Cheney defended the decision to invade Iraq nearly four years ago and insisted that “there’s been a lot of success” since then.

His comments came during a CNN interview, an exception to the vice president’s more common practice of talking to conservative media outlets.

“There’s problems, ongoing problems, but we have, in fact, accomplished our objectives of getting rid of the old regime,” Cheney said, adding that “there is a new regime in place that’s been there for less than a year, far too soon for you guys to write them off.”

In his annual State of the Union address, Bush acknowledged a string of setbacks in Iraq over the past year, but urged Congress not to give up. By contrast, Cheney suggested that the administration’s critics were “dead wrong” about the war.

“For the first time, we’ve had elections, and majority rule will prevail there. But the notion that somehow the effort hasn’t been worth it, or that we shouldn’t go ahead and complete the task, is just dead wrong,” Cheney said.

During the CNN interview, Wolf Blitzer noted that Democrats and some Republicans “are now seriously questioning your credibility because of the blunders, of the failures.”

“Wolf, I simply don’t accept the premise of your question,” Cheney responded. “I just think it’s hogwash.”

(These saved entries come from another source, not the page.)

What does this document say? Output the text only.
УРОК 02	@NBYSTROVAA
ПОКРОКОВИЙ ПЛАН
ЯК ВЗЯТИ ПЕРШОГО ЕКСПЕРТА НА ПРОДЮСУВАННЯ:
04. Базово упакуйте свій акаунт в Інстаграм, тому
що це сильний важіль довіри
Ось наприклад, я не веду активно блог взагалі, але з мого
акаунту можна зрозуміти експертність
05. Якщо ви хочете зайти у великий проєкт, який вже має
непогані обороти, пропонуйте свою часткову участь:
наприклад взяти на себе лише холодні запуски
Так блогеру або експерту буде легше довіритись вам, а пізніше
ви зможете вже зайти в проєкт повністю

Cheney generally spoke in soothing tones during the televised interview, which also touched on topics ranging from the whereabouts of Osama bin Laden to whether Sen. Hillary Rodham Clinton, D-N.Y., would make a good president. But his words were combative.

“No, I don’t,” Cheney replied to the Clinton question.

“Why?” asked the interviewer.

“Because she’s a Democrat. I don’t agree with her philosophically and from a policy standpoint.”

But it was when Blitzer asked about his daughter’s pregnancy that Cheney’s words became most aggressive. Mary Cheney, who is openly lesbian and involved in a long-term homosexual partnership, is pregnant with what will be the vice president’s sixth grandchild.

Blitzer cited a statement by Focus on the Family, a conservative organization critical of the pregnancy: “Just because it’s possible to conceive a child outside of the relationship of a married mother and father, doesn’t mean it’s best for the child,” the group said last month.

“I’m delighted I’m about to have a sixth grandchild, Wolf, and obviously think the world of both of my daughters and all of my grandchildren. And I think, frankly, you’re out of line with that question,” Cheney said.